Known issues and limitations

Newspaper websites: even with an active subscription, the extension may not have access to the full text of paywalled articles (if the cookie is not accepted by the remote server). In that case, only free-access articles are retrieved, the others being listed as links.
- L’Humanité: without a subscription, it is advised to create a free account.
Europresse
- handles article metadata rather randomly, with no dedicated HTML elements, which can lead to some inconsistency in the way they are rendered in downloaded files (subheads where author name should belong, etc.). This is not a limitation of the add-on but of Europresse!
- only allows scraping 20 pages of results (1000 articles) at a time.
Deutsches Zeitungsportal:
- the API returns whole newspaper pages, not individual articles;
- because texts are produced by Optical Character Recognition, newspapers originally printed in Fraktur yield mixed results.
Guardian and New York Times: the query and extraction process relies on the APIs offered by these two publications. An access key is required, which can be obtained free of charge from the following links:
- The Guardian
- The New York Times
The New York Times: an active subscription is required to access the full text of all articles, so you need to be logged into your account first. The remote server accepts the cookie sent by the extension (for the time being), but there are a number of limitations and security features:
- requests can only return 10 results at a time, and the API only authorises 5 requests per minute: these are therefore spaced 12 seconds apart to avoid any blocking
- the server blocks fetch requests that are too numerous and too fast: to avoid that, article content is only retrieved at a rate of 1 article per second.

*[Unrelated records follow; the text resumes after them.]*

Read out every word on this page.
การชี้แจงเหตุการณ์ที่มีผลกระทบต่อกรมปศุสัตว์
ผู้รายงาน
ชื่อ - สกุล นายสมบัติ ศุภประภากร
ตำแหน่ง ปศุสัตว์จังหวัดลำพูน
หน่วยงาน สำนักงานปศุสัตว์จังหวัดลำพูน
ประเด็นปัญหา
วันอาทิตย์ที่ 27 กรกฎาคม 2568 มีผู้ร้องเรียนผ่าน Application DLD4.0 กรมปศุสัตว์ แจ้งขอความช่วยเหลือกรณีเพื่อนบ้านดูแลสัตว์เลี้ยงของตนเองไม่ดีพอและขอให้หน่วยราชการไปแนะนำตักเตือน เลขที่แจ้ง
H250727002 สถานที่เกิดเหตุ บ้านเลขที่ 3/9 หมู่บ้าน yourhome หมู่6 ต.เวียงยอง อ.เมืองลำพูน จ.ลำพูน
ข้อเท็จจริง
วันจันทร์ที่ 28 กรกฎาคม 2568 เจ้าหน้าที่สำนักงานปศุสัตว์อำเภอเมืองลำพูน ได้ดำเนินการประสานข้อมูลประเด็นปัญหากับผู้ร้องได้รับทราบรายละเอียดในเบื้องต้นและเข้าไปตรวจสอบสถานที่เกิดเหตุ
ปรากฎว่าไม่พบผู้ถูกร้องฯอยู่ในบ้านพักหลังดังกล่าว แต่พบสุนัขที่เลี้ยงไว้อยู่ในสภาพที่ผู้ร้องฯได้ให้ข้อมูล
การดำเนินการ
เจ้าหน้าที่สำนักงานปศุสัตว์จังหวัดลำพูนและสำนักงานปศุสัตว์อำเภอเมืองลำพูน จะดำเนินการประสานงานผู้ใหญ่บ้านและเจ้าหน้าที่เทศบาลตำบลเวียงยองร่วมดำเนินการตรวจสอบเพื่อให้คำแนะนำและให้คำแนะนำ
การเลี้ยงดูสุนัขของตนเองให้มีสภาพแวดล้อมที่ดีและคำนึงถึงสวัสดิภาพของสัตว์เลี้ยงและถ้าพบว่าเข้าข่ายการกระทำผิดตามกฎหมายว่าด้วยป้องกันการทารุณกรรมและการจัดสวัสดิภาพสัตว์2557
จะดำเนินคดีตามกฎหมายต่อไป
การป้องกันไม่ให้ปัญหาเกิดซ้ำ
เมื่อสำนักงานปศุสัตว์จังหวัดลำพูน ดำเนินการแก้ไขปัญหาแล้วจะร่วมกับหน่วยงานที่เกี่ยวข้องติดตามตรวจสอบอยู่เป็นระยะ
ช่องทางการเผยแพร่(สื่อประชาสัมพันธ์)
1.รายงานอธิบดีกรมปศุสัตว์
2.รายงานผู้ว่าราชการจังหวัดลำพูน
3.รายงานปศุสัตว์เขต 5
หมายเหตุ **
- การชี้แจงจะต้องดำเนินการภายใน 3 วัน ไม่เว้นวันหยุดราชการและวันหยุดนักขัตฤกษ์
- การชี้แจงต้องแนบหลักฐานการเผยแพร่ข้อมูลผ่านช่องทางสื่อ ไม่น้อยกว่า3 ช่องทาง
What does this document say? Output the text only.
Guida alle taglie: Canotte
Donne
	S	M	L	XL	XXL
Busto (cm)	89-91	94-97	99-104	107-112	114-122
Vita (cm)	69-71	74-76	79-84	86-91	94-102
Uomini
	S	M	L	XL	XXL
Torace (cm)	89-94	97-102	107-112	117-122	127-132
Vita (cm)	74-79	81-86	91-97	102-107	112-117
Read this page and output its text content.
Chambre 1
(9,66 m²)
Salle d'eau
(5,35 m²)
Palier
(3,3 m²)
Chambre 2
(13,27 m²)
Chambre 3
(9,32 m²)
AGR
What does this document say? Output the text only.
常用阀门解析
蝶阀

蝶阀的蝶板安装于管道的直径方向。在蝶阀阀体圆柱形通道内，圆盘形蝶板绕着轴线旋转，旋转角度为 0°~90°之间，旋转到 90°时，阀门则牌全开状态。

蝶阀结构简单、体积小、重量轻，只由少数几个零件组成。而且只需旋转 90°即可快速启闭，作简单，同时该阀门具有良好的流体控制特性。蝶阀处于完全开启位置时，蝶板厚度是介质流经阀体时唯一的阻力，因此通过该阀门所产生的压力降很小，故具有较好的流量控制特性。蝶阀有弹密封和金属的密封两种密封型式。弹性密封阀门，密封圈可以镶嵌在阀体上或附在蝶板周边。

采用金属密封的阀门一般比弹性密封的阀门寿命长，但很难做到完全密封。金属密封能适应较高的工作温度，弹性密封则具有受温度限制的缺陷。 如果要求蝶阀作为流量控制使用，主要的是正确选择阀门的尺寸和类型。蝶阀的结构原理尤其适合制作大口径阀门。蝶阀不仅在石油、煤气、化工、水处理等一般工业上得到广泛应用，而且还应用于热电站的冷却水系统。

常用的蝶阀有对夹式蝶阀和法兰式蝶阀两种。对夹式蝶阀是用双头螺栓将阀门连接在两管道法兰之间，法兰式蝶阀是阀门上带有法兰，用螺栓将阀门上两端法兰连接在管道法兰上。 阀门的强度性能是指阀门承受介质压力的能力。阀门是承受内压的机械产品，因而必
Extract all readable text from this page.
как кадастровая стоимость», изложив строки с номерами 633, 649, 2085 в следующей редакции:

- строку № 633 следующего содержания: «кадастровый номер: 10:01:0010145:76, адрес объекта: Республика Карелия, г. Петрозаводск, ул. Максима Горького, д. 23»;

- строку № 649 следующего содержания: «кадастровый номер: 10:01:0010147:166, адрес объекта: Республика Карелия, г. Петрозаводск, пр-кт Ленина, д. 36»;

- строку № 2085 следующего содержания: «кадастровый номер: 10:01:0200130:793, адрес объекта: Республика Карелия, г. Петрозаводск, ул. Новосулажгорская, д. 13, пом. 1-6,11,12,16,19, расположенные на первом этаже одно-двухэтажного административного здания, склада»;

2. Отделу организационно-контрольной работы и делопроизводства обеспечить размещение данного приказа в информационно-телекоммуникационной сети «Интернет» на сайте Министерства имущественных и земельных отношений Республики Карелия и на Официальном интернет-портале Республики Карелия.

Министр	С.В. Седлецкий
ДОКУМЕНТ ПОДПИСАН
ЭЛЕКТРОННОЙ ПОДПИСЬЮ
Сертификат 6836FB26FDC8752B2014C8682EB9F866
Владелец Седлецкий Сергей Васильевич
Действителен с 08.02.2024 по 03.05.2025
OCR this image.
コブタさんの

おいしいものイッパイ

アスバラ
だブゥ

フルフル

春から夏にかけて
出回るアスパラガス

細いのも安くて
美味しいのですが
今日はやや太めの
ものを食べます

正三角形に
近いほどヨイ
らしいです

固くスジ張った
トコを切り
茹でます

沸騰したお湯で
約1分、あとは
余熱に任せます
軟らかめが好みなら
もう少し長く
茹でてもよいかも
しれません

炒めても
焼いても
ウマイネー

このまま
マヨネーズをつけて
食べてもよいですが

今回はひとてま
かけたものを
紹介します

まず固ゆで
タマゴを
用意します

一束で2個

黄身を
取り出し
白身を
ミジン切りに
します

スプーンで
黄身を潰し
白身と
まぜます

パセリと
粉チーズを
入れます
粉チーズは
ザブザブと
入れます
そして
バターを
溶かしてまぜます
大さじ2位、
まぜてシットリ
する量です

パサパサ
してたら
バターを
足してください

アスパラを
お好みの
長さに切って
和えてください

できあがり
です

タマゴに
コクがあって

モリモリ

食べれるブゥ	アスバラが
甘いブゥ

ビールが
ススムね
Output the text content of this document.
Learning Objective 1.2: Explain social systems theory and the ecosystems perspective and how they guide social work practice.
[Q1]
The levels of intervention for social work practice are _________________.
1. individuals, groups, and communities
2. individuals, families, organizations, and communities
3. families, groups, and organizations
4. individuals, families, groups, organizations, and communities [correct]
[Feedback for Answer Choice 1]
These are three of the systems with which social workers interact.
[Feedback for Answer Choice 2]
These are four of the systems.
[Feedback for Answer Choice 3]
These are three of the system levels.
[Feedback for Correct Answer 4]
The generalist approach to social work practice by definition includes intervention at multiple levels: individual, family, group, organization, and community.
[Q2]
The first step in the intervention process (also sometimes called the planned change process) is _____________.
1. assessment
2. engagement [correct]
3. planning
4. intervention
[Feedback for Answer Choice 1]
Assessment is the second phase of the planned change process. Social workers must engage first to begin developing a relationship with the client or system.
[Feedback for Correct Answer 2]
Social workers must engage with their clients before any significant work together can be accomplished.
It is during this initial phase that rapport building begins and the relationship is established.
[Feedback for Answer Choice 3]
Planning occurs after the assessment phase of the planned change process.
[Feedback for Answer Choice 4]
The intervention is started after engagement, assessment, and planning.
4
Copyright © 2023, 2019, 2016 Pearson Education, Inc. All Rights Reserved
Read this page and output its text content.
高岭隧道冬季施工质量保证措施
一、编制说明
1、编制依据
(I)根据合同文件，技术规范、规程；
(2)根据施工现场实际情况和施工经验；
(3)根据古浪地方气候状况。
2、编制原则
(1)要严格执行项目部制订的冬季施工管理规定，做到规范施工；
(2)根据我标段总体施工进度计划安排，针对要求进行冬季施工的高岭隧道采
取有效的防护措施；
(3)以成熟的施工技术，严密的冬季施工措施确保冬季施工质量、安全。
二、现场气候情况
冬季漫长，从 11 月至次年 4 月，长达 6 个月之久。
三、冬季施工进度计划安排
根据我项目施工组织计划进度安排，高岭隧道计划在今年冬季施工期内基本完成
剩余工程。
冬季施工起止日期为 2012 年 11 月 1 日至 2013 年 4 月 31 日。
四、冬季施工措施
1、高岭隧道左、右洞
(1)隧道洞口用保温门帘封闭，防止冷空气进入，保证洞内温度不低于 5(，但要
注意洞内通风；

Despite this, a block may occur: the extension then invites you to click on a link to prove that you are not a robot…
- the subscriber account can be disconnected at any time: the extension then pauses and prompts you to click on an authentication link before resuming content retrieval.
The New York Times on Firefox: due to the way Firefox handles the dynamic loading of the NYT’s homepage, it needs to be opened in a new tab or window for the button to appear. In any other case, the button is likely to pop up briefly before disappearing.